Online K – 12 education is receiving considerable attention from established media, and much of that attention is negative. Getting Smart published an opinion piece that I had written about the spate of media attention to online K – 12. The opinion makes the case for the use of data and sound science for the evaluation of online education. It questions the use of invective, unidentified “experts,” and veiled attacks on capitalism as a reasonable and fair foundation for its evaluation.
U. S. global competitiveness depends upon education, and an excellent foundation in K – 12 is essential. Without that foundation, high school graduates are neither ready for the workplace nor college, an argument well-made by the work of Achieve.
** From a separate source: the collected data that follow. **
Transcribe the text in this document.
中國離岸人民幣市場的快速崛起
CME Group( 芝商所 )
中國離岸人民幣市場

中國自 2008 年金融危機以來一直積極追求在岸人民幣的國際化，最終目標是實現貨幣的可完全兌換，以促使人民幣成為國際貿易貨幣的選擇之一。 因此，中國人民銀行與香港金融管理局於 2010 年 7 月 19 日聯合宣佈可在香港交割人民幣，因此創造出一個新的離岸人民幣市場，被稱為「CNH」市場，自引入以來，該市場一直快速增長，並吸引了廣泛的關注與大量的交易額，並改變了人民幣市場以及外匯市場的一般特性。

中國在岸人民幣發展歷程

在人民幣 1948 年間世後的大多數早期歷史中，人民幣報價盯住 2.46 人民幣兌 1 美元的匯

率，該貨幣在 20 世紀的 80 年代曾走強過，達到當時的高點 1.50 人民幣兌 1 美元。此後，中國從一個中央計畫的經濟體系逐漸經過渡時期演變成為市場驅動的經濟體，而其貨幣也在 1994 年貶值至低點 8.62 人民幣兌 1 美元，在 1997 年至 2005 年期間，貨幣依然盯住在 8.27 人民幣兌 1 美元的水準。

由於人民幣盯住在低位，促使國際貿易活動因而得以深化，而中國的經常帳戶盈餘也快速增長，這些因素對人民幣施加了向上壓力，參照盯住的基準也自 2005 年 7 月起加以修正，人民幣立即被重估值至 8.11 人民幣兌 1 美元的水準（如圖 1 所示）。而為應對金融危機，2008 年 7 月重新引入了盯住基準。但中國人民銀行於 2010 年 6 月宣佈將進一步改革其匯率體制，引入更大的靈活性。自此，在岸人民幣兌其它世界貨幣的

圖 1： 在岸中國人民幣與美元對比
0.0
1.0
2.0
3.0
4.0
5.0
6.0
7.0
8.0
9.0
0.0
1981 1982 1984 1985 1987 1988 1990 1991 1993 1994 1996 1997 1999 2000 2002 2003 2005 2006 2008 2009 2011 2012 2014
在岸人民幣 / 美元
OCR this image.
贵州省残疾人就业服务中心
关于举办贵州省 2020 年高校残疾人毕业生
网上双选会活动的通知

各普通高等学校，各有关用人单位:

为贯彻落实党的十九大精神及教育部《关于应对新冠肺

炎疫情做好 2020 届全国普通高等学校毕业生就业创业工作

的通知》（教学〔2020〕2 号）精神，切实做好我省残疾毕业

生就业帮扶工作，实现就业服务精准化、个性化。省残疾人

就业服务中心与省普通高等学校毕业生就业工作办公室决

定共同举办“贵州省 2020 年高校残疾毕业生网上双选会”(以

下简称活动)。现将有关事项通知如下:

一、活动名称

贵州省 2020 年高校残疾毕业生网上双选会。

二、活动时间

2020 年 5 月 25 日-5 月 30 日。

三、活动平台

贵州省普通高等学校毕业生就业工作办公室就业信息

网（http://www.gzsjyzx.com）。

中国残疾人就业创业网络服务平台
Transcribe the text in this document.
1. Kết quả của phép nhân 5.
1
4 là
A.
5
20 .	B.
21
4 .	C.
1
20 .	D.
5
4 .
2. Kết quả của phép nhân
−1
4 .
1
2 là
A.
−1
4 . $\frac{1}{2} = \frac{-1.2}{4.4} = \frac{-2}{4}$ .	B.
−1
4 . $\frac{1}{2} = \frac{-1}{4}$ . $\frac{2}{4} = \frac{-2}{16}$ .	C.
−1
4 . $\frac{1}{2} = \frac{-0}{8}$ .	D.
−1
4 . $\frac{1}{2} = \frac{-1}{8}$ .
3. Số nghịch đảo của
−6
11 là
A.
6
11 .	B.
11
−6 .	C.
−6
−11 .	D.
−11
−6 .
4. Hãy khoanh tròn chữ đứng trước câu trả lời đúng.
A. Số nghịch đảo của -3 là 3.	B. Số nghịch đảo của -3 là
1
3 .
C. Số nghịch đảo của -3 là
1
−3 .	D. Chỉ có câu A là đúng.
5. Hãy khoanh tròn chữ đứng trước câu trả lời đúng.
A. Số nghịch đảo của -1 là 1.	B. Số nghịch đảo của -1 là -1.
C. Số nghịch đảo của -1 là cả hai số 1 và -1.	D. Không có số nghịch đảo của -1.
Employers suffer from ill-prepared graduates with the requirement for additional training and poor performance, and colleges – that are able to offer remedial education – waste students’ and taxpayers’ money on readying ill-prepared students for real college-level work.
Online learning is increasingly accepted by many sectors of society for the value that it provides in flexibility for and adaptability to the needs of learners who are better able to respond to that environment. The potential that online learning offers is probably still unrealized. As we increase online learning’s adaptive capacity, it may well be able to individualize education in ways that raise substantially its potential to improve students’ learning. That was the reason that Apollo acquired Carnegie Learning, admittedly an example from tertiary education rather than K -12. But the point applies equally well to K – 12.
Let’s give online learning a chance, but we should hold it to high standards in terms of outcomes – the same high standards to which we should hold learning from traditional education.